Há seis meses, saiu do distrito de Macia, na província de Gaza, na companhia de sua irmã de 19 anos e veio parar em Maputo a convite do seu tio (irmão da mãe) com quem vive no bairro de Magoanine.
Em conversa com a nossa Reportagem, o menino Félix conta que a sua vida nunca foi um “mar de rosas”. Sua infância transformou-se em calvário logo aos dez anos de idade, quando perdeu o pai, em 2007.
Daí em diante a realidade no seio familiar mudou. Com a 8ªclasse, concluída no ano passado, Félix viu-se obrigado a abandonar os estudos, para experimentar vida de adulto.
“Tive que parar de estudar, quando meu tio paterno (que ajudava nas despesas de casa) deixou de assumir as contas sobretudo as escolares. Acho que ele já não tinha dinheiro”, desabafou.
Voltar ao banco da escola é uma das esperanças que alimenta dentro de si, mas enquanto essa realidade não se materializa afirma que continuará ajudando nas despesas caseiras.

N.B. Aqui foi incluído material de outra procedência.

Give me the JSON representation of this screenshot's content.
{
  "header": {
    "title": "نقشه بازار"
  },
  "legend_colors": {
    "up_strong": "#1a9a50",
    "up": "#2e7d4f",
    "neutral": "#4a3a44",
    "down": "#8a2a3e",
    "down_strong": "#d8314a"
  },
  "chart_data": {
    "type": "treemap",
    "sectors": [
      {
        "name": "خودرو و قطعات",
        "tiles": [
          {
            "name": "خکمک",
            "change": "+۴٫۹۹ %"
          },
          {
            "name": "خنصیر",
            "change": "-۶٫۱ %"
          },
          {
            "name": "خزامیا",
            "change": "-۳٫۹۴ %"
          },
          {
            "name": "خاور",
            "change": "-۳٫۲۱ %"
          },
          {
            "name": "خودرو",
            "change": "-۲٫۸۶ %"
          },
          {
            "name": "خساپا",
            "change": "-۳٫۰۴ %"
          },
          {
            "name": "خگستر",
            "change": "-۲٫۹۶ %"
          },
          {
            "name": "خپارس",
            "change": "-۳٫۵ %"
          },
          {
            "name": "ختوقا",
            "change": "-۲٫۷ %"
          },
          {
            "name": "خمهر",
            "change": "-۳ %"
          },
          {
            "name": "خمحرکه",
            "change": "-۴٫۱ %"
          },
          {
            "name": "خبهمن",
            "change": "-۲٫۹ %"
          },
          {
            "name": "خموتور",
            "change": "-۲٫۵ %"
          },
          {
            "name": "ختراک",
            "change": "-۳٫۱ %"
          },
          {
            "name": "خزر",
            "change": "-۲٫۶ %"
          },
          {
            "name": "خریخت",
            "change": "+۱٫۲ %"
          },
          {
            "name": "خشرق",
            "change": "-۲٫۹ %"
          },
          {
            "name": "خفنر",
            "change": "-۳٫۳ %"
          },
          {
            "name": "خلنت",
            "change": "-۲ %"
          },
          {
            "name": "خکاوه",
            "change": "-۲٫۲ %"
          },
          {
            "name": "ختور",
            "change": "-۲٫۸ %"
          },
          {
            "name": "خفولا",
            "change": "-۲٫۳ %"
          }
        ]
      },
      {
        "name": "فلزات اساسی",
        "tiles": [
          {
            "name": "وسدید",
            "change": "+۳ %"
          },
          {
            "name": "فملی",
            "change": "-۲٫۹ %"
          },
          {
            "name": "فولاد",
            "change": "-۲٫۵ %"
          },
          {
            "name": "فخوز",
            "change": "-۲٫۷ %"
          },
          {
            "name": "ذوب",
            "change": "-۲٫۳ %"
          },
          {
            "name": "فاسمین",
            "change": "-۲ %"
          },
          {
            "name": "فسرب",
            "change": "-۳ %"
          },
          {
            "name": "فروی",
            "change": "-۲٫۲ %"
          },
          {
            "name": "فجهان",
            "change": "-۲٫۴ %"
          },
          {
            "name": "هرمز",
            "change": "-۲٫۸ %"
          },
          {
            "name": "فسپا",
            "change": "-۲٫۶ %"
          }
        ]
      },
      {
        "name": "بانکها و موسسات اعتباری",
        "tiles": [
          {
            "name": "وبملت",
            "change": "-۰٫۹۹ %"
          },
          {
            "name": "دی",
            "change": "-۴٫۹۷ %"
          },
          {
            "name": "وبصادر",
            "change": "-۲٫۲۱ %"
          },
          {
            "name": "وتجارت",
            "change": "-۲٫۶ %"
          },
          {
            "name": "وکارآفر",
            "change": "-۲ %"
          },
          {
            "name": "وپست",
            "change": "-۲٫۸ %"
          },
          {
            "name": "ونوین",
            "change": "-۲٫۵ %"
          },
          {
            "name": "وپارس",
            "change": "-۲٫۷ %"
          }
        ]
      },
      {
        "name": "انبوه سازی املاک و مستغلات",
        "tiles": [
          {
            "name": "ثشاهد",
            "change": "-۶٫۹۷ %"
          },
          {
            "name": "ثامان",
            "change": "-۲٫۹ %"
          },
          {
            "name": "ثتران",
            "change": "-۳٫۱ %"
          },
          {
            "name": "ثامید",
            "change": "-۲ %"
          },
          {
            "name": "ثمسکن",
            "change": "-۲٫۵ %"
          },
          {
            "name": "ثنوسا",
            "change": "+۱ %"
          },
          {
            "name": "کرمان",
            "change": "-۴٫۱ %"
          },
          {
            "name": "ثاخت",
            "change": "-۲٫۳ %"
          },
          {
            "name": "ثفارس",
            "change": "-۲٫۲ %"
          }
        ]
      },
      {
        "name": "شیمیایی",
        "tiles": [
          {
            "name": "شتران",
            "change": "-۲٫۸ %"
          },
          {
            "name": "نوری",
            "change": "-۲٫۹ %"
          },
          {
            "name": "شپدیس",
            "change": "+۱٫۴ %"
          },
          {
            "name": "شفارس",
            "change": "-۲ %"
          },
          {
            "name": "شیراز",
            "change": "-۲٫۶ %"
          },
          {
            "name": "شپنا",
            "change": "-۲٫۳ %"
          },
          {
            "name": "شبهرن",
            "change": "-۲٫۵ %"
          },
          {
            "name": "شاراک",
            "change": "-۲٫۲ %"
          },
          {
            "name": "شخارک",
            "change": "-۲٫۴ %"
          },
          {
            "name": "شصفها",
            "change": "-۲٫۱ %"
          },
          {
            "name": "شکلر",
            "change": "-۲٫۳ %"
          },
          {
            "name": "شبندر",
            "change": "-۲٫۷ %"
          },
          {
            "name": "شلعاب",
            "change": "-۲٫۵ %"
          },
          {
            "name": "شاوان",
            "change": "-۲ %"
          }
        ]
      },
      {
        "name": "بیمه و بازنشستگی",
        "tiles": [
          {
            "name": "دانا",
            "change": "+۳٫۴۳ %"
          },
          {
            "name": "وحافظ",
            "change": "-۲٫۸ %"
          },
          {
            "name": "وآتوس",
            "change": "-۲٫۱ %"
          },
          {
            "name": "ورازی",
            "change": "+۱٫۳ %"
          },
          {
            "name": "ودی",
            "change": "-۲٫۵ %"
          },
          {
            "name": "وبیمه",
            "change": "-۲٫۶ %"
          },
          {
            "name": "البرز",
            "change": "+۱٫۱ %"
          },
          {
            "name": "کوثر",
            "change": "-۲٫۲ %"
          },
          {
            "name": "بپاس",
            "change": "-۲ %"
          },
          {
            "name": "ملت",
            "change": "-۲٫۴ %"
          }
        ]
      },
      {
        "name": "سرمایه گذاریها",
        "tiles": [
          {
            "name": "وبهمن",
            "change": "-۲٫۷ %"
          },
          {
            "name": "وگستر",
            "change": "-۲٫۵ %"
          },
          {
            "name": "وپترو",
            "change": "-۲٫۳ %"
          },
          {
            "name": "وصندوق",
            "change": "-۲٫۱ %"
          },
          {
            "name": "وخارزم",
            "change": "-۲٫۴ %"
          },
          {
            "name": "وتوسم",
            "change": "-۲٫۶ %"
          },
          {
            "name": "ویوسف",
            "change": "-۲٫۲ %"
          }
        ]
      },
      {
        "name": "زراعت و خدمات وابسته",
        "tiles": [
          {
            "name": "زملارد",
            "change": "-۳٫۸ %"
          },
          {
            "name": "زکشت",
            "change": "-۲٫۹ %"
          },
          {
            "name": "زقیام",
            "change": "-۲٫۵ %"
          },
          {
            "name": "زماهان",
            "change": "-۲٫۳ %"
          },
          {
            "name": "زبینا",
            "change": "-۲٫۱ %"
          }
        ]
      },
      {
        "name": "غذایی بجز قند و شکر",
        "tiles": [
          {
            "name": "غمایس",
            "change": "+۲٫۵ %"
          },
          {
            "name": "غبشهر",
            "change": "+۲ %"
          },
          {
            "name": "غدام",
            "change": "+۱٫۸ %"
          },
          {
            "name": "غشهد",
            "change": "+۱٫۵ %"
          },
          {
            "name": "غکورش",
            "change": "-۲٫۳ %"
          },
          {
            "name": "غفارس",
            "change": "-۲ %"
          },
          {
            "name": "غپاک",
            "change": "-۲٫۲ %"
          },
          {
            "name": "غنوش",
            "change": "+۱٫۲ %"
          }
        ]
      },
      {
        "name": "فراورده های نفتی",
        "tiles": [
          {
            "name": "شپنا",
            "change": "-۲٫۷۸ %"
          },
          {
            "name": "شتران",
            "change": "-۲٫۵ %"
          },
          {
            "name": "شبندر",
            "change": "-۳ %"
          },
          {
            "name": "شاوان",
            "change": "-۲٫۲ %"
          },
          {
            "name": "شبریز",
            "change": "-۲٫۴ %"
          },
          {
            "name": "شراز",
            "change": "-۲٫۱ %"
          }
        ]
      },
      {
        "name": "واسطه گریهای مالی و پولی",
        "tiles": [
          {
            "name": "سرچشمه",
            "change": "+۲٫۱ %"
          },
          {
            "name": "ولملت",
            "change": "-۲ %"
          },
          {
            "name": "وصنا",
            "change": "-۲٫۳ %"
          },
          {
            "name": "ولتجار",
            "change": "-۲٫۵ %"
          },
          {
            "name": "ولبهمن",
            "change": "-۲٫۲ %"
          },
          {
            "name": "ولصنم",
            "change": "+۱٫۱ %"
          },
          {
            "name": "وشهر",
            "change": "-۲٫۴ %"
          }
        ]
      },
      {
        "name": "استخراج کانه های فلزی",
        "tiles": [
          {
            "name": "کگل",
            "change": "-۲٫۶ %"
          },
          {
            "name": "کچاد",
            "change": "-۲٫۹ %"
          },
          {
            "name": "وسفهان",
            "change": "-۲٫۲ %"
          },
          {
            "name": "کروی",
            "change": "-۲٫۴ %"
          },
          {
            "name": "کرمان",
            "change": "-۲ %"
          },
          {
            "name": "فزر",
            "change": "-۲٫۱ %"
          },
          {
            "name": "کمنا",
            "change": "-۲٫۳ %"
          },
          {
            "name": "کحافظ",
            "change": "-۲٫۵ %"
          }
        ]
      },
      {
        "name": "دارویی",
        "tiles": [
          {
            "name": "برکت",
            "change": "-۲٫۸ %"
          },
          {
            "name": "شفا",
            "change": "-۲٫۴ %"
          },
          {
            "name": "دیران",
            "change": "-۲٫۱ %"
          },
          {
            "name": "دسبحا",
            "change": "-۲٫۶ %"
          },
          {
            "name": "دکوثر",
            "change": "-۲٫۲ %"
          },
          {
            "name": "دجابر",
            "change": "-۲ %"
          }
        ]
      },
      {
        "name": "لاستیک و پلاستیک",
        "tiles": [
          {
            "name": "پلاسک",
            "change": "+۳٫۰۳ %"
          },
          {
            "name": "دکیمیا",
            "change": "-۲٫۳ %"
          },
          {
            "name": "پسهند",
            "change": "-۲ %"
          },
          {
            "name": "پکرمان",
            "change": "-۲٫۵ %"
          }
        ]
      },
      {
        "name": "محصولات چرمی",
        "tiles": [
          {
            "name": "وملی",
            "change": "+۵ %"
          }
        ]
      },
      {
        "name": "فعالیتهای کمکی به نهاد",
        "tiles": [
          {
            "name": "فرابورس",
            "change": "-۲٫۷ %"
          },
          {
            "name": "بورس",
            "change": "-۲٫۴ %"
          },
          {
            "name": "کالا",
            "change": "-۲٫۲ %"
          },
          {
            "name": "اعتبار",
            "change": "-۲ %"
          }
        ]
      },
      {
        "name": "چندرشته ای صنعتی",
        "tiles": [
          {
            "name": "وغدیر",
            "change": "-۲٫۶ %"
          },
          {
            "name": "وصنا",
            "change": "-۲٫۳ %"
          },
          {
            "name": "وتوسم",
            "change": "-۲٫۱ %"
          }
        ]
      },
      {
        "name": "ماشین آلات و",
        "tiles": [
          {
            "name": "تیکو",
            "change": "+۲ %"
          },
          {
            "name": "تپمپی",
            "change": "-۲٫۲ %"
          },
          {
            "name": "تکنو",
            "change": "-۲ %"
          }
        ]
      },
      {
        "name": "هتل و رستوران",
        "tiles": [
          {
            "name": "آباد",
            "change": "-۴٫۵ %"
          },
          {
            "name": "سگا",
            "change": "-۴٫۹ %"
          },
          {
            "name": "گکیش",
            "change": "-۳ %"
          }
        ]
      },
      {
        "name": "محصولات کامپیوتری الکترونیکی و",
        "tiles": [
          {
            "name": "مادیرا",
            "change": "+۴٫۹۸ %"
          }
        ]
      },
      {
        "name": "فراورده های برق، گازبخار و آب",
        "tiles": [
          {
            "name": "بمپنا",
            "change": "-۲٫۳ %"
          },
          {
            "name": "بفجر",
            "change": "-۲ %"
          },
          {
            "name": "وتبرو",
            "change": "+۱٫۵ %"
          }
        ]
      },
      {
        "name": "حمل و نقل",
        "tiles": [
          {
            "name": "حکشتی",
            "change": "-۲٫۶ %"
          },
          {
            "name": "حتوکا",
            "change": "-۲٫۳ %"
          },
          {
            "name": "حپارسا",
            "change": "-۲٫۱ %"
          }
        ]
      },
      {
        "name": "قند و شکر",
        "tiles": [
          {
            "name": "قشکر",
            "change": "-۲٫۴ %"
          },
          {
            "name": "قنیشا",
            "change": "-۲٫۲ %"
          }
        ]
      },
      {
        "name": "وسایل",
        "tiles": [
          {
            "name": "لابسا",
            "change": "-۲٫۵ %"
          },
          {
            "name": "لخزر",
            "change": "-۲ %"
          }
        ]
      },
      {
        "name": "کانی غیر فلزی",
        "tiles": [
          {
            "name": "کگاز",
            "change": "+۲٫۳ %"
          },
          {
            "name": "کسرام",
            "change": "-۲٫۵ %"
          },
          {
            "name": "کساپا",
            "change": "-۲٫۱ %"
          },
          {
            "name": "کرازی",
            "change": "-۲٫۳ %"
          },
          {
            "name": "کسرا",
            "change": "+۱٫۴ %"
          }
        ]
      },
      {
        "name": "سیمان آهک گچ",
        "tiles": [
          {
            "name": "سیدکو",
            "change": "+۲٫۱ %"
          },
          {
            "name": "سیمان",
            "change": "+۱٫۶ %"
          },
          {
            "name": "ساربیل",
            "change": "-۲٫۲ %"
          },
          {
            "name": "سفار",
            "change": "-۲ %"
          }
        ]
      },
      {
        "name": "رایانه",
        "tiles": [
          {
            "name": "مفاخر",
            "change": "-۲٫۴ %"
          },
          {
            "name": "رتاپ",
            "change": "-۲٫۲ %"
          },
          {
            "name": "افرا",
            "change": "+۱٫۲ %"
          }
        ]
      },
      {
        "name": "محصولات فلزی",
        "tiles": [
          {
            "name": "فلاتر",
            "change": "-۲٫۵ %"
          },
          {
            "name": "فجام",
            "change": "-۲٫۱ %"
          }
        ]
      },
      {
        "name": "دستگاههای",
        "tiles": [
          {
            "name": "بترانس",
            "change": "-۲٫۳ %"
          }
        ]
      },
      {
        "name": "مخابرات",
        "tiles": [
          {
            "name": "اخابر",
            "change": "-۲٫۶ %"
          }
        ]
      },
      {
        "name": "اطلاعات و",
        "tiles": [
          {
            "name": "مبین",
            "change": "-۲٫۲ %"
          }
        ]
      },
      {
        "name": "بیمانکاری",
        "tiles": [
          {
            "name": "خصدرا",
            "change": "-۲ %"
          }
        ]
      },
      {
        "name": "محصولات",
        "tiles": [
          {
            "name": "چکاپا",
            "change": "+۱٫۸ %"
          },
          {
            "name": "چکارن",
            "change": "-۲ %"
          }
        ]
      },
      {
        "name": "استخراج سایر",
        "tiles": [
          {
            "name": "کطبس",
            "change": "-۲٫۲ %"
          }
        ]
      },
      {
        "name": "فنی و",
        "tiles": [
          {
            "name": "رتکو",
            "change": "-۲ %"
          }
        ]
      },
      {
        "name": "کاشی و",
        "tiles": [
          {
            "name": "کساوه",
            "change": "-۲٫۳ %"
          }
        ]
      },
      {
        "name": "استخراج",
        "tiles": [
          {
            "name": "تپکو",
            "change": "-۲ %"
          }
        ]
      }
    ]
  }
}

Guarda algumas lembranças da Escola Secundária da Macia, onde iniciou o ensino básico. Das diferentes disciplinas revela que sempre simpatizou com os números. “Gosto de Matemática”, salienta.
Félix revela-se menino algo amuado, tímido, contudo a vida está a ensiná-lo a andar mais depressa. Ao longo da conversa com o domingo, interrompeu várias vezes o diálogo para correr atrás de clientes. Umas vezes para indicar algum ponto para estacionamento de viaturas e, amiúde, para proceder a cobrança do seu serviço.
Disse que a correria por ali é intensa. De chinelos de borracha, camisa de mangas curtas, calças azuis e um sorriso escondido, lavava uma viatura enquanto conversava com a nossa Reportagem.
“Saio de casa às 6 horas da manhã com o meu tio que também é polidor. Chegamos aqui às 7 horas e vou para o meu ponto de serviço”, disse, acrescentando quenos cinco meses que ali se encontra a labutar já conquistou clientela considerável.
“Já tenho alguns clientes fiéis por aqui e quando eles não têm dinheiro para pagar no momento, fazem-no no dia seguinte”, salientou.
Nos melhores dias, o menino Félix amealha diariamente 300 meticais, valor que é parcialmente investido nas refeições.
Devido ao constante contacto com a água e ao efeito do frio, o menor possui algumas rachas nas pontas dos dedos. Interrogado sobre as mesmas, atou as mãos nas costas e afirmou que não sentia nenhuma dor.
Segredou-nos que para além de ajudar na geração da renda familiar, o dinheiro que ganha no biscate está a alimentar uma conta-poupança. De quando em vez, diz dar-se ao luxo de comprar algumas peças de roupa nas lojas.
Questionado a respeito do custo da roupa, remata: “Não gosto de xicalamidade, prefiro juntar mais dinheiro e comprar roupa nova”.
Disse ainda que nada sabe a respeito dos direitos da criança, mas revelou interesse de ouvir alguém falar sobre os mesmos.
Em relação ao Dia Internacional da Criança, ontem assinalado, afirmou que não sabia onde iria passá-lo: se no seu local de trabalho ou em casa.